4. Élections contestées
C'est ainsi qu'il s'occupa maintes fois d'élections épiscopales contestées, intervenant pour rappeler les règles canoniques ou, plutôt pour appuyer un candidat tenu pour meilleur. Son entreprise la plus célèbre en ce domaine se déroula à Langres en 1138. D'une façon plus générale, il n'hésita pas à donner des conseils aux évêques, les encourageant à remplir leurs obligations, mais critiquant le luxe de leurs équipages et de leur train de vie, ainsi que l'intérêt trop vif qu'ils montraient pour les questions politiques et temporelles.

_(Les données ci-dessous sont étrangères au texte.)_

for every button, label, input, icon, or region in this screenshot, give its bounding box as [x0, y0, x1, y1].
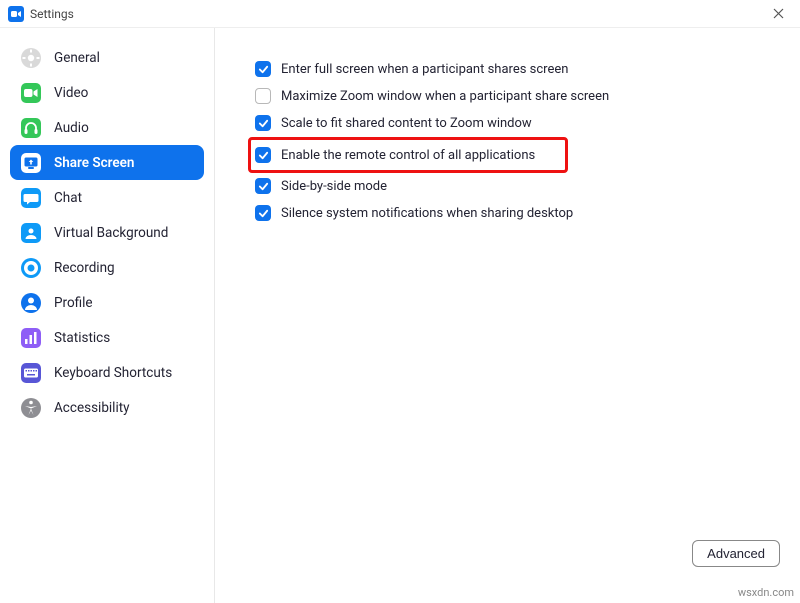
sidebar-item-label: Chat	[54, 190, 82, 206]
sidebar-item-label: Profile	[54, 295, 93, 311]
sidebar-item-label: General	[54, 50, 100, 66]
recording-icon	[20, 257, 42, 279]
keyboard-icon	[20, 362, 42, 384]
sidebar-item-label: Video	[54, 85, 88, 101]
sidebar-item-label: Accessibility	[54, 400, 130, 416]
advanced-button[interactable]: Advanced	[692, 540, 780, 567]
checkbox-checked-icon[interactable]	[255, 61, 271, 77]
app-icon	[8, 6, 24, 22]
option-maximize-window[interactable]: Maximize Zoom window when a participant …	[255, 83, 778, 109]
option-label: Enter full screen when a participant sha…	[281, 62, 568, 77]
sidebar-item-statistics[interactable]: Statistics	[10, 320, 204, 355]
sidebar-item-share-screen[interactable]: Share Screen	[10, 145, 204, 180]
option-label: Enable the remote control of all applica…	[281, 148, 535, 163]
highlight-box: Enable the remote control of all applica…	[248, 137, 568, 173]
sidebar: General Video Audio Share Screen Chat	[0, 28, 215, 603]
sidebar-item-video[interactable]: Video	[10, 75, 204, 110]
sidebar-item-label: Statistics	[54, 330, 110, 346]
option-label: Side-by-side mode	[281, 179, 387, 194]
close-button[interactable]	[764, 0, 792, 28]
option-silence-notifications[interactable]: Silence system notifications when sharin…	[255, 200, 778, 226]
content-panel: Enter full screen when a participant sha…	[215, 28, 800, 603]
option-label: Scale to fit shared content to Zoom wind…	[281, 116, 532, 131]
option-side-by-side[interactable]: Side-by-side mode	[255, 173, 778, 199]
option-enter-full-screen[interactable]: Enter full screen when a participant sha…	[255, 56, 778, 82]
sidebar-item-general[interactable]: General	[10, 40, 204, 75]
sidebar-item-label: Share Screen	[54, 155, 134, 171]
sidebar-item-audio[interactable]: Audio	[10, 110, 204, 145]
statistics-icon	[20, 327, 42, 349]
option-scale-to-fit[interactable]: Scale to fit shared content to Zoom wind…	[255, 110, 778, 136]
sidebar-item-virtual-background[interactable]: Virtual Background	[10, 215, 204, 250]
sidebar-item-recording[interactable]: Recording	[10, 250, 204, 285]
virtual-background-icon	[20, 222, 42, 244]
option-label: Silence system notifications when sharin…	[281, 206, 573, 221]
window-title: Settings	[30, 7, 764, 21]
accessibility-icon	[20, 397, 42, 419]
sidebar-item-label: Virtual Background	[54, 225, 168, 241]
option-label: Maximize Zoom window when a participant …	[281, 89, 609, 104]
gear-icon	[20, 47, 42, 69]
sidebar-item-label: Keyboard Shortcuts	[54, 365, 172, 381]
sidebar-item-label: Recording	[54, 260, 115, 276]
sidebar-item-chat[interactable]: Chat	[10, 180, 204, 215]
checkbox-unchecked-icon[interactable]	[255, 88, 271, 104]
share-screen-icon	[20, 152, 42, 174]
sidebar-item-profile[interactable]: Profile	[10, 285, 204, 320]
sidebar-item-keyboard-shortcuts[interactable]: Keyboard Shortcuts	[10, 355, 204, 390]
watermark: wsxdn.com	[738, 586, 794, 599]
headphones-icon	[20, 117, 42, 139]
profile-icon	[20, 292, 42, 314]
video-icon	[20, 82, 42, 104]
titlebar: Settings	[0, 0, 800, 28]
sidebar-item-label: Audio	[54, 120, 89, 136]
option-enable-remote-control[interactable]: Enable the remote control of all applica…	[255, 142, 535, 168]
chat-icon	[20, 187, 42, 209]
checkbox-checked-icon[interactable]	[255, 115, 271, 131]
checkbox-checked-icon[interactable]	[255, 178, 271, 194]
sidebar-item-accessibility[interactable]: Accessibility	[10, 390, 204, 425]
checkbox-checked-icon[interactable]	[255, 205, 271, 221]
checkbox-checked-icon[interactable]	[255, 147, 271, 163]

En 1130, il fut conduit à agir au niveau le plus élevé de l'Église romaine secouée alors par un schisme. À la mort du pape Honorius II, en effet, les cardinaux, divisés en deux clans, ne cherchèrent même pas à se mettre d'accord : le parti des Frangipani élut le 14 février le cardinal Aimeric, qui prit le nom d'Innocent II ; ses adversaires désignèrent le cardinal Pierleone, qui choisit le vocable d'Anaclet II. Ce dernier avait eu pour lui la majorité des électeurs et put aussitôt s'assurer l'appui des Romains. Il reçut l'obédience et l'aide de Roger II, duc de Pouille et de Calabre, à qui il conféra le titre de roi de Sicile. Devant cette double élection cependant, les princes consultèrent le clergé. C'est ainsi qu'en France Louis VI convoqua un synode à Étampes et y invita Bernard. Ce dernier, après avoir hésité, se rendit à l'invitation et, dans une intervention passionnée, se déclara en faveur d'Innocent II, jugé par lui plus saint, donc plus apte et, de ce fait, certainement élu par le groupe le plus sain (sanior pars) des cardinaux. Le Capétien et son royaume adhérèrent alors à Innocent II, qui vint se réfugier en France. L'empereur Lothaire III le reconnut à son tour et conduisit une expédition pour l'installer à Rome. Bernard rejoignit le monarque et le pape et les accompagna dans la Ville (1133). Peu après, le pontife fut à nouveau en butte aux attaques des partisans d'Anaclet ; en mai-juin 1135, il réunit un concile à Pise pour anathématiser son rival. L'abbé de Clairvaux y prit part et prononça un discours très violent. Il négocia ensuite avec Milan l'adhésion de cette cité au pape puis, en 1137, il alla trouver Roger II et essaya vainement de le faire changer de camp. Quelques semaines plus tard, le schisme s'éteignit du fait de la mort d'Anaclet (janv. 1138).